Even in the liberal bastion of Sweden, the electorate delivered a mortal blow to globalism there on in September by voting in record numbers for an anti-immigration party. In Italy, the globalists were voted out of office earlier this year. Perhaps it is too much work for Obama to update Bill Clinton’s speeches to keep up with the times. Obama spoke within the safe space of a liberal university campus, where few of the attendees were likely aware of the widespread repudiation of globalism.

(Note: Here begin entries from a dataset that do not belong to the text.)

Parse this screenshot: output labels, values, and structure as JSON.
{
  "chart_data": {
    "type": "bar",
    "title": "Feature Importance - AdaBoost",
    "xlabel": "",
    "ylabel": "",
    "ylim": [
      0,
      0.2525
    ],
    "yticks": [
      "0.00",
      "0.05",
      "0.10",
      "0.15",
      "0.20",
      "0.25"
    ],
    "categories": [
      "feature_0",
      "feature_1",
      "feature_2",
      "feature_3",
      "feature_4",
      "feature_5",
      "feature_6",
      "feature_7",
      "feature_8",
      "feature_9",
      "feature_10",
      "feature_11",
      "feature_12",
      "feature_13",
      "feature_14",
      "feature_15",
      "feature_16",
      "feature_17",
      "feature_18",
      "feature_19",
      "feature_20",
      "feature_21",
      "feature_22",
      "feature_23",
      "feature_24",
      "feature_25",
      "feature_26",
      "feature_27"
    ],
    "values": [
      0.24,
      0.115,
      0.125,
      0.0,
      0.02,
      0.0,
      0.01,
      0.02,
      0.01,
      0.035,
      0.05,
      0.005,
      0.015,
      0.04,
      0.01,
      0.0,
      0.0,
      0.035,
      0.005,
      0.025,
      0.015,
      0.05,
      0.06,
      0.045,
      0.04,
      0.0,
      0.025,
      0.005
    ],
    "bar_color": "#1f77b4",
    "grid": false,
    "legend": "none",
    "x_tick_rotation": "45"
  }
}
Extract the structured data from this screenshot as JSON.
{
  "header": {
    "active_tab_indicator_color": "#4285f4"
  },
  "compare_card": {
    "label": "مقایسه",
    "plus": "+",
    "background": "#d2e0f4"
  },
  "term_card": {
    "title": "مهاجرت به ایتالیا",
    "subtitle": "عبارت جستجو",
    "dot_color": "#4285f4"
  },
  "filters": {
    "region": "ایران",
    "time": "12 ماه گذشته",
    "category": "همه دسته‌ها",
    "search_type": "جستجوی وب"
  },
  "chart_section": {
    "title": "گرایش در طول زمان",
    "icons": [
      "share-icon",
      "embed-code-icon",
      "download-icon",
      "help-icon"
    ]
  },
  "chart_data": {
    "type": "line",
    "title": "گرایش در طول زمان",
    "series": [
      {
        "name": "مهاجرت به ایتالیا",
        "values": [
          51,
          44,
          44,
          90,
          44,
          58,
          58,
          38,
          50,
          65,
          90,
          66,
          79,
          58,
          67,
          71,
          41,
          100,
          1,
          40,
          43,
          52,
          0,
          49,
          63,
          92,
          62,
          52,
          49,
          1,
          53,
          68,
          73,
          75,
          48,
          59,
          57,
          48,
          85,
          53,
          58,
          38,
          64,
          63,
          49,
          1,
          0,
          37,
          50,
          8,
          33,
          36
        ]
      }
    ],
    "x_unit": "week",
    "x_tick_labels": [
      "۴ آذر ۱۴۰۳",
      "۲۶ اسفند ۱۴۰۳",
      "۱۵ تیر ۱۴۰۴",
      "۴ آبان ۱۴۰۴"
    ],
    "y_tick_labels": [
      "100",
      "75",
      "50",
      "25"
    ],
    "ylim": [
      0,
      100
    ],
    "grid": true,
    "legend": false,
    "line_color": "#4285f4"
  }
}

Obama had eight long years to fix the problems of a broken economy, a North Korean dictator with nuclear weapons, ISIS terrorists, and the perpetual war in Afghanistan. He fixed none of those problems, but he did enact an incredibly complex scheme for health care. Due to Obama’s refusal to support simple solutions, like tax cuts, he was the only president in American history to fail to achieve at least 3% annual growth in GDP. The economy took off like a rocket the day after Trump was elected and hasn’t stopped since.
Obama’s backward-looking speech was a rehash of his Democratic predecessor in the White House, Bill Clinton, who spoke of a “web of institutions and arrangements” that set “the international ground rules for the 21st century.” Clinton urged Americans to support what he called “the emerging international system,” such as the International Criminal Court.
Mercifully, the Obama-Clinton claptrap received a rip-roaring response within days from President Trump’s national security adviser, John Bolton. In a powerful speech to the Federalist Society, Bolton took aim at “the global governance dogma,” picking up where Phyllis Schlafly left off.